# Need Some Help Guys



## utahhunter1 (May 3, 2009)

I am going to be leaving for a year and a half the first of august so I have only 7 days to get this started. My wife just told me she needs a hobby while I am gone and she wants to get into reloading so she can reload as many rounds as she can for me while I am gone. I have a friend that is going to get her started safely. So i need to know what kit i should get. I have quite a bit of money saved up so money is no problem. I want to be able to take over when I get back and I don't want to start out cheap I want to start out with what I will want after several years of reloading experience. Thanks for any help you can give.


----------



## Savage260 (Oct 21, 2007)

Take a look at the Hornady Classic lock and load kit. It is great!


----------



## huntin1 (Nov 14, 2003)

I would also suggest looking at the RCBS Rockchucker Supreme Master Reloading Kit.

huntin1


----------



## xdeano (Jan 14, 2005)

I'd second the Rockchucker supreme, it's a solid press.

xdeano


----------



## utahhunter1 (May 3, 2009)

Thanks for the replies guys i really apreciate it alot. Are there any advantages or disadvatages that either of the two that were suggested have over the other. Im trying to reasearch this but the computer im on has about every site on the internet blocked but this one.


----------



## huntin1 (Nov 14, 2003)

They are pretty comparable, either will do the job nicely for you. I just prefer RCBS.

huntin1


----------



## iwantabuggy (Feb 15, 2005)

utahhunter1 said:


> My wife just told me she needs a hobby while I am gone and she wants to get into reloading so she can reload as many rounds as she can for me while I am gone. I have a friend that is going to get her started safely.

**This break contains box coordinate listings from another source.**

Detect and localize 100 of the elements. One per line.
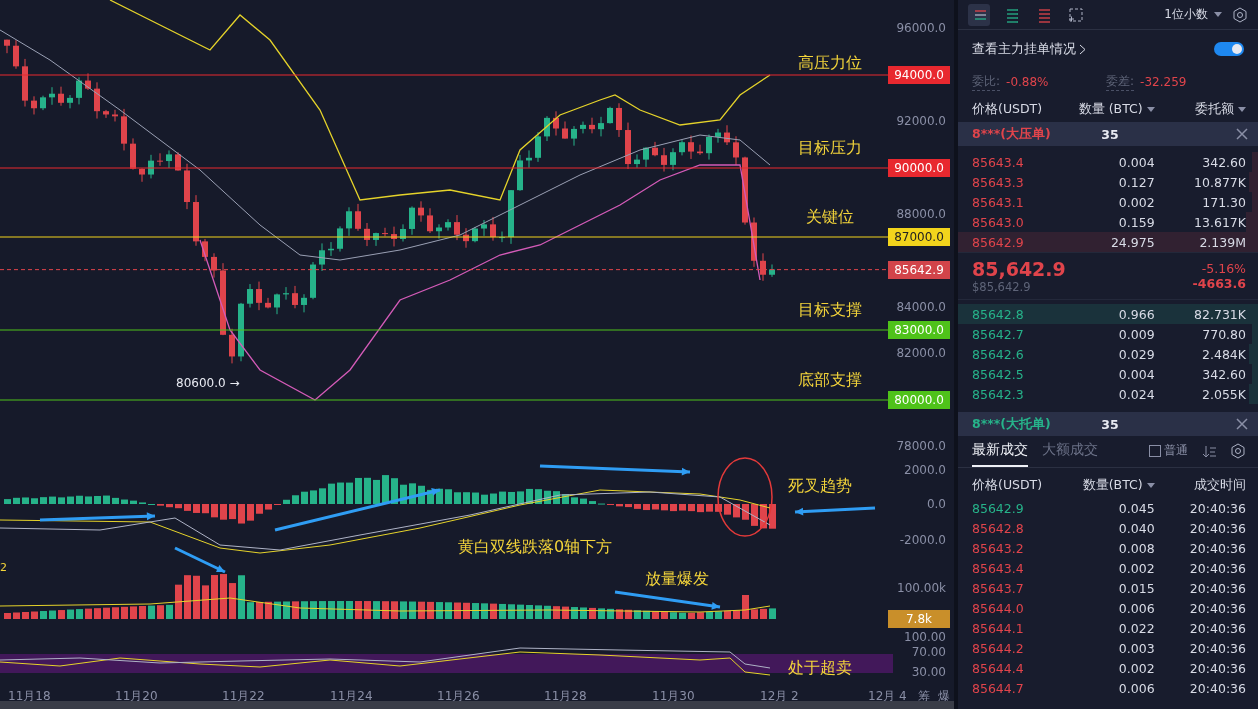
chart-tool-button[interactable]: 筹: [918, 690, 930, 702]
quantity-cell-text: 0.022: [1117, 620, 1155, 636]
bid-row[interactable]: 85642.7 0.009 770.80: [958, 324, 1258, 344]
column-header[interactable]: 数量 (BTC): [1063, 100, 1155, 118]
quantity-cell-text: 0.004: [1117, 154, 1155, 170]
quantity-cell-text: 0.029: [1117, 346, 1155, 362]
price-cell-text: 85643.0: [972, 214, 1025, 230]
alert-label: 8***(大托单): [972, 415, 1052, 433]
quantity-cell-text: 0.003: [1117, 640, 1155, 656]
precision-dropdown[interactable]: 1位小数: [1164, 6, 1222, 23]
chart-tool-button[interactable]: 爆: [938, 690, 950, 702]
date-axis-label: 11月18: [8, 690, 51, 702]
amount-cell-text: 82.731K: [1193, 306, 1246, 322]
price-cell-text: 85643.4: [972, 154, 1025, 170]
price-level-tag: 94000.0: [888, 66, 950, 84]
price-cell-text: 85643.3: [972, 174, 1025, 190]
date-axis-label: 11月28: [544, 690, 587, 702]
price-cell-text: 85642.6: [972, 346, 1025, 362]
amount-cell-text: 2.139M: [1198, 234, 1246, 250]
low-price-marker: 80600.0 →: [176, 377, 240, 389]
change-percent: -5.16%: [1200, 261, 1246, 276]
price-cell-text: 85644.7: [972, 680, 1025, 696]
price-axis-label: 92000.0: [896, 115, 946, 127]
alert-label: 8***(大压单): [972, 125, 1052, 143]
price-cell-text: 85642.8: [972, 520, 1025, 536]
signal-annotation: 死叉趋势: [788, 478, 852, 494]
quantity-cell-text: 0.015: [1117, 580, 1155, 596]
date-axis-label: 11月30: [652, 690, 695, 702]
price-axis-label: 78000.0: [896, 440, 946, 452]
last-price-tag: 85642.9: [888, 260, 950, 279]
quantity-cell-text: 0.004: [1117, 366, 1155, 382]
rsi-axis-label: 70.00: [911, 646, 946, 658]
volume-axis-label: 100.00k: [897, 582, 946, 594]
time-cell-text: 20:40:36: [1188, 600, 1246, 616]
price-cell-text: 85644.1: [972, 620, 1025, 636]
quantity-cell-text: 0.127: [1117, 174, 1155, 190]
time-cell-text: 20:40:36: [1188, 540, 1246, 556]
level-annotation: 关键位: [806, 209, 854, 225]
alert-count: 35: [1100, 126, 1120, 142]
time-cell-text: 20:40:36: [1188, 640, 1246, 656]
level-annotation: 底部支撑: [798, 372, 862, 388]
macd-axis-label: 0.0: [926, 498, 946, 510]
ask-row[interactable]: 85642.9 24.975 2.139M: [958, 232, 1258, 252]
column-header: 价格(USDT): [972, 100, 1044, 118]
price-cell-text: 85643.7: [972, 580, 1025, 596]
ask-row[interactable]: 85643.0 0.159 13.617K: [958, 212, 1258, 232]
macd-axis-label: 2000.0: [904, 464, 946, 476]
price-axis-label: 88000.0: [896, 208, 946, 220]
date-axis-label: 12月 4: [868, 690, 907, 702]
date-axis-label: 12月 2: [760, 690, 799, 702]
price-cell-text: 85642.7: [972, 326, 1025, 342]
amount-cell-text: 13.617K: [1193, 214, 1246, 230]
diff-value: -32.259: [1140, 75, 1188, 89]
quantity-cell-text: 0.002: [1117, 194, 1155, 210]
macd-annotation: 黄白双线跌落0轴下方: [458, 539, 613, 555]
date-axis-label: 11月22: [222, 690, 265, 702]
rsi-axis-label: 100.00: [904, 631, 946, 643]
quantity-cell-text: 0.045: [1117, 500, 1155, 516]
bid-row[interactable]: 85642.6 0.029 2.484K: [958, 344, 1258, 364]
time-cell-text: 20:40:36: [1188, 520, 1246, 536]
amount-cell-text: 342.60: [1201, 154, 1246, 170]
price-axis-label: 84000.0: [896, 301, 946, 313]
ask-row[interactable]: 85643.1 0.002 171.30: [958, 192, 1258, 212]
column-header[interactable]: 数量(BTC): [1063, 476, 1155, 494]
price-cell-text: 85644.0: [972, 600, 1025, 616]
column-header[interactable]: 委托额: [1154, 100, 1246, 118]
bid-row[interactable]: 85642.8 0.966 82.731K: [958, 304, 1258, 324]
usd-price: $85,642.9: [972, 280, 1032, 294]
rsi-annotation: 处于超卖: [788, 660, 852, 676]
amount-cell-text: 2.055K: [1201, 386, 1246, 402]
bid-row[interactable]: 85642.5 0.004 342.60: [958, 364, 1258, 384]
quantity-cell-text: 0.006: [1117, 680, 1155, 696]
column-header: 成交时间: [1193, 476, 1246, 494]
bid-row[interactable]: 85642.3 0.024 2.055K: [958, 384, 1258, 404]
trades-tab[interactable]: 最新成交: [972, 441, 1028, 467]
price-cell-text: 85644.4: [972, 660, 1025, 676]
date-axis-label: 11月20: [115, 690, 158, 702]
time-cell-text: 20:40:36: [1188, 660, 1246, 676]
amount-cell-text: 2.484K: [1201, 346, 1246, 362]
quantity-cell-text: 0.009: [1117, 326, 1155, 342]
quantity-cell-text: 0.002: [1117, 660, 1155, 676]
trades-tab[interactable]: 大额成交: [1042, 441, 1098, 467]
ask-row[interactable]: 85643.4 0.004 342.60: [958, 152, 1258, 172]
price-cell-text: 85642.9: [972, 234, 1025, 250]
level-annotation: 目标支撑: [798, 302, 862, 318]
indicator-value: 2: [0, 562, 7, 573]
volume-annotation: 放量爆发: [645, 571, 709, 587]
amount-cell-text: 10.877K: [1193, 174, 1246, 190]
macd-axis-label: -2000.0: [899, 534, 946, 546]
price-level-tag: 80000.0: [888, 391, 950, 409]
date-axis-label: 11月24: [330, 690, 373, 702]
main-orders-link[interactable]: 查看主力挂单情况: [972, 40, 1076, 58]
quantity-cell-text: 0.040: [1117, 520, 1155, 536]
ask-row[interactable]: 85643.3 0.127 10.877K: [958, 172, 1258, 192]
mode-toggle[interactable]: 普通: [1149, 442, 1188, 467]
price-cell-text: 85642.8: [972, 306, 1025, 322]
amount-cell-text: 342.60: [1201, 366, 1246, 382]
price-cell-text: 85642.9: [972, 500, 1025, 516]
date-axis-label: 11月26: [437, 690, 480, 702]
price-cell-text: 85643.2: [972, 540, 1025, 556]
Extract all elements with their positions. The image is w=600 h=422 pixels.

Sounds a little scary to me. :splat: I am sure the bonds are strong between you and your wife, but I can't think of a single woman I'd trust to do it and do it well. And it does need to be done well. Hope it doesn't end up being a mistake.


----------



## huntin1 (Nov 14, 2003)

May not be true for everyones wife, but if I showed my wife what to do she would likely do a better job than I, she's a lot pickier. 

huntin1


----------